Teller pounded his fist on the arm of his command chair. “Damn the weapons lock! Maximum overload aspect for proximity targeting! Bracket pattern!”
“Weapons one and two calibrated. Red charge!”
“Fire!”
The bridge lights dimmed as Spruance’s forward fusion banks each launched two dangerously overloaded bolts of ravenous contained plasma. The weapons shrieked across the inky gloom of space, crossing tens of thousands of miles in fractions of a second. Each punched a strobing hole in the darkness as it detonated. The cruiser heedlessly tore through its own weapons’ shockwaves and continued bearing on its enemy.
“No effect! Reflector Six maintaining range!”
“Fire two!”
Again the power systems fluctuated as the cruiser’s secondary banks each fired twice. Again a barrage of blinding weapons lanced through the void. Painful eruptions of unstable energy flashed and burned in space. Teller’s ship blasted through the unbearable heat and radiation once more, its shields ripping gashes in the spherical bursts. Spruance emerged. Its instruments cleared and rapidly re-acquired their target.
The unidentified attacker was losing speed. Teller’s ship was closing. The commander’s fingers closed tight around the edges of the command consoles on either side of the center seat. If he could overtake Reflector Six his energy banks would have a clean shot at its engines. He needed another ten seconds. Just ten more seconds and his crazed pursuit would bring the enemy vessel within range of his guns.
It was the single-minded fixation on gaining those last few hundred miles that put DSS Spruance squarely inside her enemy’s target envelope.
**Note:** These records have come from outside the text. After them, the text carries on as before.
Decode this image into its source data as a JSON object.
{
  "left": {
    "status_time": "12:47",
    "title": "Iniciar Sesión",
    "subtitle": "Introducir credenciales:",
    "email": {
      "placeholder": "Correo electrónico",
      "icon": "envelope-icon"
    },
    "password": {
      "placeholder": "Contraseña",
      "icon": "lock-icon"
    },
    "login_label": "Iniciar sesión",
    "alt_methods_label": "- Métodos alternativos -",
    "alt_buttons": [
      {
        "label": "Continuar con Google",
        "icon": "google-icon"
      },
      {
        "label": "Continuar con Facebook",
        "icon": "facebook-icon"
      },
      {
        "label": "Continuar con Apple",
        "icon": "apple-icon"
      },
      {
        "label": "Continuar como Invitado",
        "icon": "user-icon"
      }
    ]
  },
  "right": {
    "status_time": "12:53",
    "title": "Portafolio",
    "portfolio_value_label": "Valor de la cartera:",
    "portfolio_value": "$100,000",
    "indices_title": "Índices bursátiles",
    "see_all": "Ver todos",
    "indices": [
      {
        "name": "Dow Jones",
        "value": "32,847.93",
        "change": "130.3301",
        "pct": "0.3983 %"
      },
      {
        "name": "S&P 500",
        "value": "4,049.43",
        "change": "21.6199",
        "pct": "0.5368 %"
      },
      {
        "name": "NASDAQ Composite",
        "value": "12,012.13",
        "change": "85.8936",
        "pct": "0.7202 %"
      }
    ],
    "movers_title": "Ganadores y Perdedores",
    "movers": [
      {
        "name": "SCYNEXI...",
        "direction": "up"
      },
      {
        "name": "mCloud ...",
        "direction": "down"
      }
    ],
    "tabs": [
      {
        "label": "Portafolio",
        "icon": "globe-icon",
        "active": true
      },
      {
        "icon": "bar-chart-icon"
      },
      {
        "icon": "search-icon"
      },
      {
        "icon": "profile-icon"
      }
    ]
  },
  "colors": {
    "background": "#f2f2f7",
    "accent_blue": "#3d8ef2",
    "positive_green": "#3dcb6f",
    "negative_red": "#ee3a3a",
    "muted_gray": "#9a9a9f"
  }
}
What Commander Teller didn’t know was that the enemy ship was preparing the kind of attack that didn’t require the enormous energy loads of a fusion cruiser’s weapons. The Jaguar Torpedo system was tremendously capable and far more versatile than most weapons of its type. The Alliance had invested catastrophic amounts of labor, materials and risk to bring them to the battlefield. Fusion torpedos were the weapon that had to work, because the alternative was unthinkable. They were supposed to give captains the option to fire an “energy missile” that didn’t require fuel, guidance systems, complex electronics or a physical vehicle and warhead. Fusion torpedos were weapons with their own modified drive fields guided by the firing ship and its sophisticated targeting scanners rather than on-board tracking. The tradeoff was that the firing ship had to become essentially a fifty-thousand-ton capacitor built around an absolutely massive reactor structure covered with high energy targeting arrays. It did what it was supposed to do, but at a cost. In the great balancing act of firepower vs. defense vs. speed, the super-fast weapon-encrusted fusion cruiser had to give something up.
Unfortunately, Spruance’s enemy and its choice of weapons were about to expose her primary vulnerability.